While there’s much more to the history and culture of Oktoberfest than putting back stein after stein of beer, that’s the image most commonly associated with the event—and it’s one that has long attracted brewers’ marketing teams.
For Steve Hauser, the president and CEO of the American arm of Paulaner beer, the brand’s connection to the event cannot be understated. “In many ways, we are Oktoberfest. We are tied in. People look to Paulaner when they think of Oktoberfest.”
Founded by monks in 1634, the storied brewery’s products are typically more common in Europe than North America, but come Oktoberfest season, Paulaner is always a hit; in Munich, it is consistently the most popular brand consumed at the festival, accounting for up to 40 percent of all beer sales at the official two-week event.
“Munich is inherent in our brand,” says Hauser, noting that Paulaner was one of the first suppliers for the original Oktoberfest in the early 1800s. This season, the brand is launching a fully integrated campaign focusing on Paulaner’s Oktoberfest ties, anchored by a series of social media broadcasts and giveaways.
Paulaner used A Team for retail and Southard Communications for earned media for its campaign.
He says he hopes the Bavarian brewer’s new campaign, which also includes promotional retail elements, will encapsulate Gemütlichkeit, a German-language word that roughly translates to a feeling of friendliness and camaraderie. “Munich is Oktoberfest, and Oktoberfest is Munich,” he adds.
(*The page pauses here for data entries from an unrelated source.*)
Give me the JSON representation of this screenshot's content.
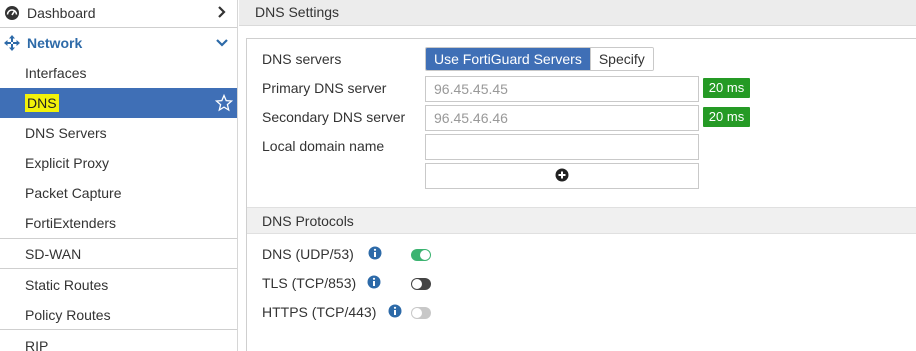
{
  "sidebar": {
    "dashboard": "Dashboard",
    "network": "Network",
    "items": [
      "Interfaces",
      "DNS",
      "DNS Servers",
      "Explicit Proxy",
      "Packet Capture",
      "FortiExtenders"
    ],
    "after_divider": [
      "SD-WAN",
      "Static Routes",
      "Policy Routes",
      "RIP"
    ]
  },
  "header": {
    "title": "DNS Settings"
  },
  "dns": {
    "servers_label": "DNS servers",
    "use_fortiguard": "Use FortiGuard Servers",
    "specify": "Specify",
    "primary_label": "Primary DNS server",
    "primary_value": "96.45.45.45",
    "primary_latency": "20 ms",
    "secondary_label": "Secondary DNS server",
    "secondary_value": "96.45.46.46",
    "secondary_latency": "20 ms",
    "local_domain_label": "Local domain name",
    "local_domain_value": ""
  },
  "protocols": {
    "title": "DNS Protocols",
    "items": [
      {
        "label": "DNS (UDP/53)",
        "enabled": true
      },
      {
        "label": "TLS (TCP/853)",
        "enabled": false
      },
      {
        "label": "HTTPS (TCP/443)",
        "enabled": false
      }
    ]
  },
  "colors": {
    "accent": "#3f6fb6",
    "badge_green": "#259a25",
    "toggle_on": "#3cb371",
    "highlight": "#f2f20a"
  },
  "icons": [
    "dashboard-icon",
    "network-icon",
    "chevron-right-icon",
    "chevron-down-icon",
    "star-icon",
    "plus-circle-icon",
    "info-icon"
  ]
}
That ethos can pose a problem for would-be Oktoberfest revelers, since Germany’s largest, most-attended version of the festival has been axed for the first time since World War II. However, adult-focused travel operator EF Go Ahead Tours has an alternative to attending the 210-year-old event.
“Everything we do is around experiential learning,” says Heidi Durflinger, president of EF Go Ahead Tours. With most non-essential international travel on pause, the company wanted to create a way to “bring the world to travelers’ homes,” which culminated in the creation of EF’s “Online Escapes” virtual program, executed in-house.
Between Sep. 19 and Oct. 4, the original dates the Bavarian festival was slated for, the company will be offering five small-group Online Escapes hosted by Alex Peterson, a longtime German tour guide and Munich resident, all designed will simulate an at-home Oktoberfest.
During the one-hour virtual excursion, participants will enjoy a brief Oktoberfest history lesson, learn traditional beer hall songs, and gain insider tips for when they can attend the festival in person one day—all while bringing their favorite German brew to the webcam to Prost! as a group.